I like the Dead Texans for Truth - because it hits the hardest. Who is dead because GWB was allowed a safe stateside commission that he kind of kissed
off anyway?
The times may be changing.
Her conclusion?
The arrogant little Republican boys who strutted around New York this week, claiming that they
have this one won, would do well to take a step back. It could be a long and ugly road to November.
George? Karl? You asked for it.
Thinking about it, I’d
guess Estrich wouldn’t really need to resign from Fox News after laying this all out.
They’ll fire her, after O’Reilly tells her, repeatedly and with vigor, to shut up.
The only problem
with this is Bush has an out.
Alcoholism, the hidden abortion, AWOL issues, and an obvious lack of the basic capacity
– intellectually, temperamentally and morally – to do the job?

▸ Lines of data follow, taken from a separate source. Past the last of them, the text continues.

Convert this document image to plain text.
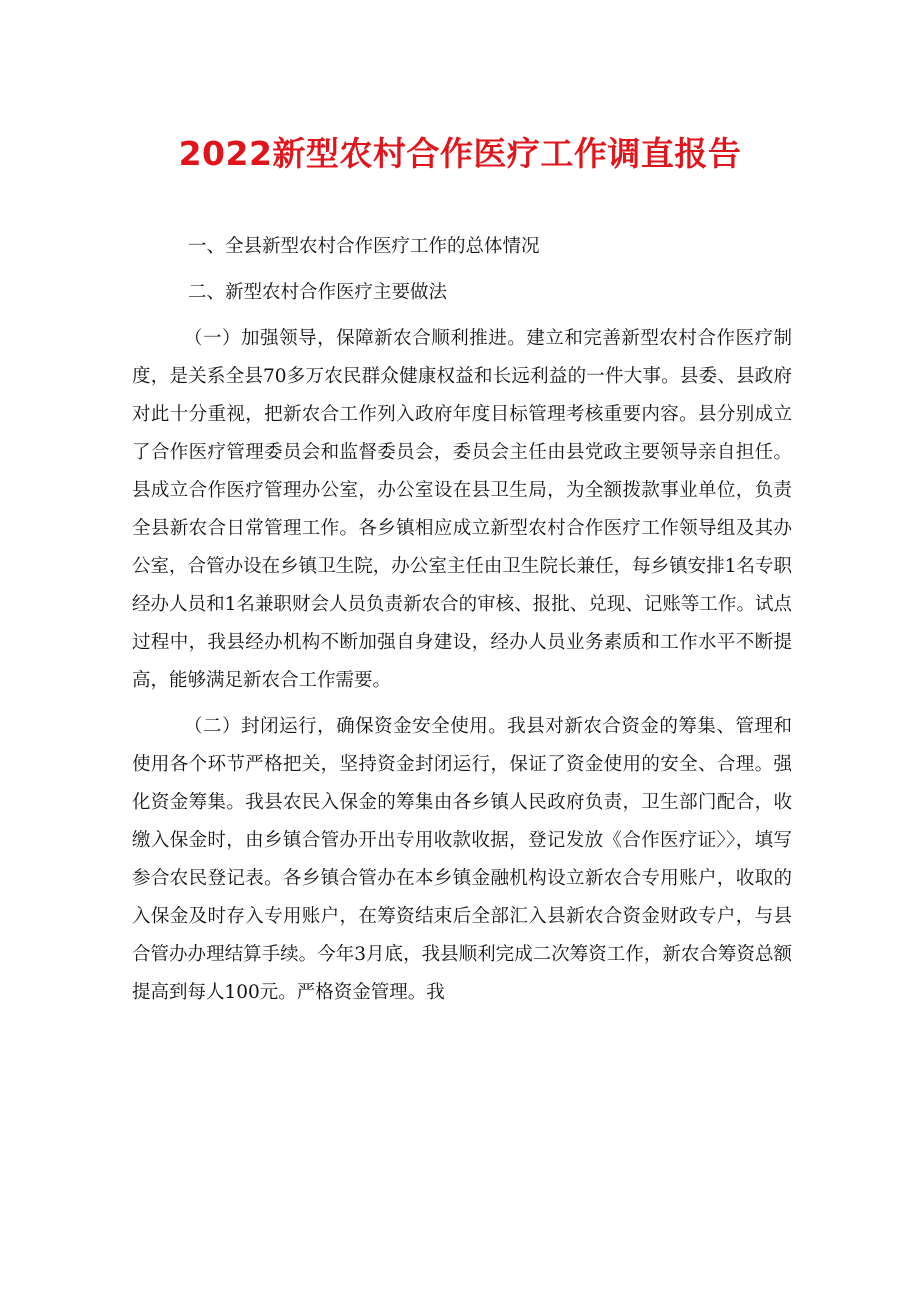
2022新型农村合作医疗工作调直报告

一、全县新型农村合作医疗工作的总体情况

二、新型农村合作医疗主要做法

（一）加强领导，保障新农合顺利推进。建立和完善新型农村合作医疗制度，是关系全县70多万农民群众健康权益和长远利益的一件大事。县委、县政府对此十分重视，把新农合工作列入政府年度目标管理考核重要内容。县分别成立了合作医疗管理委员会和监督委员会，委员会主任由县党政主要领导亲自担任。县成立合作医疗管理办公室，办公室设在县卫生局，为全额拨款事业单位，负责全县新农合日常管理工作。各乡镇相应成立新型农村合作医疗工作领导组及其办公室，合管办设在乡镇卫生院，办公室主任由卫生院长兼任，每乡镇安排1名专职经办人员和1名兼职财会人员负责新农合的审核、报批、兑现、记账等工作。试点过程中，我县经办机构不断加强自身建设，经办人员业务素质和工作水平不断提高，能够满足新农合工作需要。

（二）封闭运行，确保资金安全使用。我县对新农合资金的筹集、管理和使用各个环节严格把关，坚持资金封闭运行，保证了资金使用的安全、合理。强化资金筹集。我县农民入保金的筹集由各乡镇人民政府负责，卫生部门配合，收缴入保金时，由乡镇合管办开出专用收款收据，登记发放《合作医疗证〉〉，填写参合农民登记表。各乡镇合管办在本乡镇金融机构设立新农合专用账户，收取的入保金及时存入专用账户，在筹资结束后全部汇入县新农合资金财政专户，与县合管办办理结算手续。今年3月底，我县顺利完成二次筹资工作，新农合筹资总额提高到每人100元。严格资金管理。我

He can pull a Jimmy Swaggart.
You
recall that in February 1988 televangelist Jimmy Swaggart admitted in a tearful, Sunday-morning sermon that he had engaged
in “improprieties” with a (gasp!) prostitute. Yeah, the year before
he had called down fire and brimstone and denounced his fellow Assemblies of God televangelists Jim Bakker and Marvin
Gorman - for their extramarital fooling around. Oops.
But Swaggart asked
for forgiveness, on television, with tears, and although he’s not pulling in the hundred million a year like he used
to, he’s doing just fine.
The Christian Right are a forgiving lot (save with flaming queers who want to marry
and with bloodthirsty Muslims who think Jesus was only a prophet and not the Messiah).
George can pull a Jimmy if
he has to.
And George already has an ally in the Assemblies of God at his side now, right there in his cabinet
– John Ashcroft, a leader in the Assemblies of God. Ah.
The
Democrats are screwed. Lay it all out.
And all will be forgiven. And pass the Kool-Aid.